Spiral 1.1.1 also includes an enterprise application server that supports the deployment of advanced Web-based AOC applications using XML, HTML, servlet technologies, Enterprise JavaBean (EJB), Simple Object Access Protocol (SOAP), and other tools.

"Usually, you have to teach the application to talk to the database, and that takes a lot of custom engineering work that can get time-consuming and costly," DeLalla said. "The information services layer uses Java-based technology to allow external C2 applications to talk to the TBMCS database even if they speak different languages. Essentially, the new architecture allows for easier 'plug and play' capabilities with new or existing C2 technology."

TMBCS also features a "patch" upgrade process that makes installing new software components faster and easier, and does not disrupt the day-to-day operations of the AOC in the field, Shafer said. He added that a new software spiral can now be completed in about two hours as opposed to several weeks, which is "tremendous for folks in the field."

One example of a "patch" that was built into Spiral 1.1.1 is the Master Air Attack Planning (MAAP) Toolkit, which enables military planners to use electronic maps, rather than paper, so that they can graphically develop their plan on a computer. DOD personnel tested the MAAP Toolkit during an exercise earlier this year and immediately asked that it be included in the AOC, complete with TBMCS data, as soon as possible, Shafer said.

"We opened up the interface so they can use that tool within the AOC today," he said, adding that required doing it out of the planned cycle, which was justified based on the heightened need and demand for the application.
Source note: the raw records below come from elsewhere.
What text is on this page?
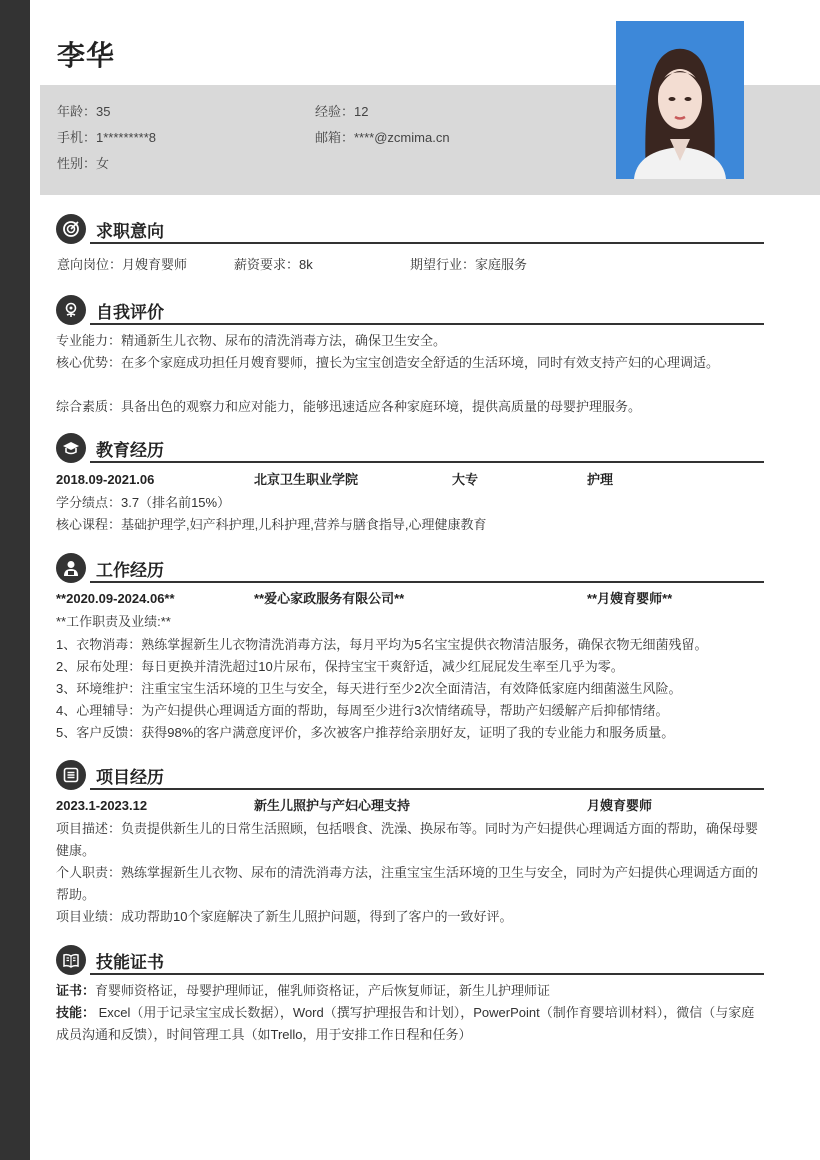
李华
年龄：35	经验：12
手机：1*********8	邮箱：****@zcmima.cn
性别：女
求职意向
意向岗位：月嫂育婴师	薪资要求：8k	期望行业：家庭服务
自我评价
专业能力：精通新生儿衣物、尿布的清洗消毒方法，确保卫生安全。
核心优势：在多个家庭成功担任月嫂育婴师，擅长为宝宝创造安全舒适的生活环境，同时有效支持产妇的心理调适。
综合素质：具备出色的观察力和应对能力，能够迅速适应各种家庭环境，提供高质量的母婴护理服务。
教育经历
2018.09-2021.06	北京卫生职业学院	大专	护理
学分绩点：3.7（排名前15%）
核心课程：基础护理学,妇产科护理,儿科护理,营养与膳食指导,心理健康教育
工作经历
**2020.09-2024.06**	**爱心家政服务有限公司**	**月嫂育婴师**
**工作职责及业绩:**
1、衣物消毒：熟练掌握新生儿衣物清洗消毒方法，每月平均为5名宝宝提供衣物清洁服务，确保衣物无细菌残留。
2、尿布处理：每日更换并清洗超过10片尿布，保持宝宝干爽舒适，减少红屁屁发生率至几乎为零。
3、环境维护：注重宝宝生活环境的卫生与安全，每天进行至少2次全面清洁，有效降低家庭内细菌滋生风险。
4、心理辅导：为产妇提供心理调适方面的帮助，每周至少进行3次情绪疏导，帮助产妇缓解产后抑郁情绪。
5、客户反馈：获得98%的客户满意度评价，多次被客户推荐给亲朋好友，证明了我的专业能力和服务质量。
项目经历
2023.1-2023.12	新生儿照护与产妇心理支持	月嫂育婴师
项目描述：负责提供新生儿的日常生活照顾，包括喂食、洗澡、换尿布等。同时为产妇提供心理调适方面的帮助，确保母婴健康。
个人职责：熟练掌握新生儿衣物、尿布的清洗消毒方法，注重宝宝生活环境的卫生与安全，同时为产妇提供心理调适方面的帮助。
项目业绩：成功帮助10个家庭解决了新生儿照护问题，得到了客户的一致好评。
技能证书
证书：育婴师资格证，母婴护理师证，催乳师资格证，产后恢复师证，新生儿护理师证
技能： Excel（用于记录宝宝成长数据），Word（撰写护理报告和计划），PowerPoint（制作育婴培训材料），微信（与家庭成员沟通和反馈），时间管理工具（如Trello，用于安排工作日程和任务）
"We had a huge amount of mapping information that had to be transferred and managed in a limited bandwidth environment," DeLalla said. "To make the data more manageable, we broke it up into smaller chunks and fed it to the users on an as-needed basis, so that you're only pulling down the pertinent information and not eating up bandwidth with a lot of data that you're not going to use."

Challenges Ahead

The Air Force is the lead service on the joint TBMCS project, and the Air Force Command and Control, Intelligence, Surveillance, Reconnaissance Center (AFC2ISRC) at Langley Air Force Base, Va., is the customer representative for all of DOD, Norton said.

TBMCS 1.1.1 was designated system of record on Nov. 22, and the Air Force has 30 days to deploy it.
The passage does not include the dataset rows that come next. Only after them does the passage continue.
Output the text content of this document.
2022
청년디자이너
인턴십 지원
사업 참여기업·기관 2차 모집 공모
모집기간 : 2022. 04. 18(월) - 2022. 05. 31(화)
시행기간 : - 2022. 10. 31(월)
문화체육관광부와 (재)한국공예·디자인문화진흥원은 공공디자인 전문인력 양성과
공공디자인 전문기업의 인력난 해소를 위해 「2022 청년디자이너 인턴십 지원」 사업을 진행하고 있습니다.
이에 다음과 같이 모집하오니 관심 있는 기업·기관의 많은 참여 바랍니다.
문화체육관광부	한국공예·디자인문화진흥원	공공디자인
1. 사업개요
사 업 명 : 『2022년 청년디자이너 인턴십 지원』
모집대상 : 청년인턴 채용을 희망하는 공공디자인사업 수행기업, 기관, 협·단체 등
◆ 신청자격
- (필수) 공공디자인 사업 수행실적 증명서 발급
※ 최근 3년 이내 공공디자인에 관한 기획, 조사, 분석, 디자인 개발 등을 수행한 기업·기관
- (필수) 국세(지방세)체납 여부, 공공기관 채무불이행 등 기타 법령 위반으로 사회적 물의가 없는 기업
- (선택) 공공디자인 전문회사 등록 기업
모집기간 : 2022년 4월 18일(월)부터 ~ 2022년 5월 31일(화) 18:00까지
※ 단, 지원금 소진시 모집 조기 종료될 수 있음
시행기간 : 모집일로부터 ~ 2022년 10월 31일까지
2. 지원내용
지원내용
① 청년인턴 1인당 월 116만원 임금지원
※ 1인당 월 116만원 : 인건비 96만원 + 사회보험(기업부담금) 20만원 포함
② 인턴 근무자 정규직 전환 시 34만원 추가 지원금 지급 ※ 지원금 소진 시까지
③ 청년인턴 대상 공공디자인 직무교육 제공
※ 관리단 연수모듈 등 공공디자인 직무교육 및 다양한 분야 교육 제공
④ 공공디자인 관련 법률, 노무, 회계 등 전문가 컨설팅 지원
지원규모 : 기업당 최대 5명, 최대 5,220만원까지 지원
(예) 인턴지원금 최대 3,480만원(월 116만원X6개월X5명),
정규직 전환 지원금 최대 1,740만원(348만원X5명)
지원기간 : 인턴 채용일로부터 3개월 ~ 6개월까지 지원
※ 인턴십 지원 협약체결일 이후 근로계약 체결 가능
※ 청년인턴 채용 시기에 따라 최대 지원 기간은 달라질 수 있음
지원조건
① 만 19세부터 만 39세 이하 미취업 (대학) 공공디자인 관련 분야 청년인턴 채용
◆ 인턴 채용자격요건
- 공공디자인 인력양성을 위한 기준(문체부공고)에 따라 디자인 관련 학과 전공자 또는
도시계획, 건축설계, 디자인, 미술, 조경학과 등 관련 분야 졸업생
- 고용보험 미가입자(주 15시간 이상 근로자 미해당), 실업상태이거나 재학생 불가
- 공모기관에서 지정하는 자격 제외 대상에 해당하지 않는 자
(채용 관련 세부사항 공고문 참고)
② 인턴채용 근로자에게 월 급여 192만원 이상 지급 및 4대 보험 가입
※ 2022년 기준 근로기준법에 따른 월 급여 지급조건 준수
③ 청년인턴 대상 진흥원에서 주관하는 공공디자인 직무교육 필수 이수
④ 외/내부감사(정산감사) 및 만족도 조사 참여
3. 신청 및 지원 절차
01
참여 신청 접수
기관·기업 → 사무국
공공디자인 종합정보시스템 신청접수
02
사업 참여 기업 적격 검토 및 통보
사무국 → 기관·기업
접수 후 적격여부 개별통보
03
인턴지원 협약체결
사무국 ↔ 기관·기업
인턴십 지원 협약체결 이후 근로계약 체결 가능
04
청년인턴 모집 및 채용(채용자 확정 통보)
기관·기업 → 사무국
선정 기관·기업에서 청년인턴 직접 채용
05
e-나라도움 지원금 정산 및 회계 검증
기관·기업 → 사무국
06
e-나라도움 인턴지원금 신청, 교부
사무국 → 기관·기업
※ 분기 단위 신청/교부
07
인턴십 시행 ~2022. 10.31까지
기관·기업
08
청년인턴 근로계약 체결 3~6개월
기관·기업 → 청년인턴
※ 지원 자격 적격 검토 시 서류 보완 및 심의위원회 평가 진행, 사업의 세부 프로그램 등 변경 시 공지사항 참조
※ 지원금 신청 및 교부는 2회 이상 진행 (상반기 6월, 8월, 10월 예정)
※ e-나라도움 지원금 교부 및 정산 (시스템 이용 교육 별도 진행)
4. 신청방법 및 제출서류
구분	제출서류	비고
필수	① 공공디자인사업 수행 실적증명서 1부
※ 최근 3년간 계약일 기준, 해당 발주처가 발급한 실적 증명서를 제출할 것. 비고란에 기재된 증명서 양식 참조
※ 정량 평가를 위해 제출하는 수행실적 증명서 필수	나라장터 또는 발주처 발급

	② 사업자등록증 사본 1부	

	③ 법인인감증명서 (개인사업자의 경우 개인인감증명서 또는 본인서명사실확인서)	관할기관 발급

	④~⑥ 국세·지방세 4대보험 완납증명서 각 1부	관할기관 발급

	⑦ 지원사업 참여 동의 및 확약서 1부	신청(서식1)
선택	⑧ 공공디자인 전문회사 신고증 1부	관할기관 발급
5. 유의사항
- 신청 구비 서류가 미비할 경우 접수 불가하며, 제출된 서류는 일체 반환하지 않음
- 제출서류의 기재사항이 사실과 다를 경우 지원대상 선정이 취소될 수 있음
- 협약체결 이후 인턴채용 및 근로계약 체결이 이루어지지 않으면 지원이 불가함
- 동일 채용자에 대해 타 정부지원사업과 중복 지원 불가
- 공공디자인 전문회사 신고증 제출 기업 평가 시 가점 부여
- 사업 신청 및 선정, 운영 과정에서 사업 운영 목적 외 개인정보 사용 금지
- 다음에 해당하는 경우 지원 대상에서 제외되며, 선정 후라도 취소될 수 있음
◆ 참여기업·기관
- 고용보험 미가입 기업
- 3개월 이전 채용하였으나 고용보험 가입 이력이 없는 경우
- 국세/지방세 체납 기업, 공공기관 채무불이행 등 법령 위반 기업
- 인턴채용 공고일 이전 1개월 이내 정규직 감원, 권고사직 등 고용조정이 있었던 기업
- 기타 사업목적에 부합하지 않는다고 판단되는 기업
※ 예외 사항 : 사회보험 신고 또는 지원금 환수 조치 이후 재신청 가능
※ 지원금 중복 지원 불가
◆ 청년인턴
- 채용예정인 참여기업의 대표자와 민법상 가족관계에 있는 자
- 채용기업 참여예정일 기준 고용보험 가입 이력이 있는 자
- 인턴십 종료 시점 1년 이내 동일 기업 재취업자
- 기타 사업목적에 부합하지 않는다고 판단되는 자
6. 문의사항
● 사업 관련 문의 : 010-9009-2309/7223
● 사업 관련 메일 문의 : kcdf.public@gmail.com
The service is now in the process of providing the fielding kits to users, and preliminary feedback from has been "extremely positive," Shafer said.

Spiral 1.1.2 is under way, with contractor testing scheduled for January and February, government testing in March and April, and fielding in the late spring or early summer, Norton said. She added that the first spiral took nine months to complete, but the goal is six months, and that timetable requires system developers and testers to work on two spirals concurrently.

Shafer said the "information services" area will be expanded to cover more program areas in the subsequent spirals, as will the effort to continue to increase the percentage of PC-client and Web-enabled applications, while decreasing the use of Unix.

Another challenge is integrating third-party products, regardless of whether they are from other contractors or government labs, because those tools often don't undergo the same rigorous testing as TBMCS, Norton said. She added that also means ensuring interoperability with the other military services' hardware and software.

DeLalla noted that the spiral process means that the government and industry partners must work closer together and faster than before. "The spiral process does require us to work very closely with our customer on some of the contracting details, and it means we both have to move quickly and stay responsive, but it's well worth the effort in terms of the capability we're able to deliver."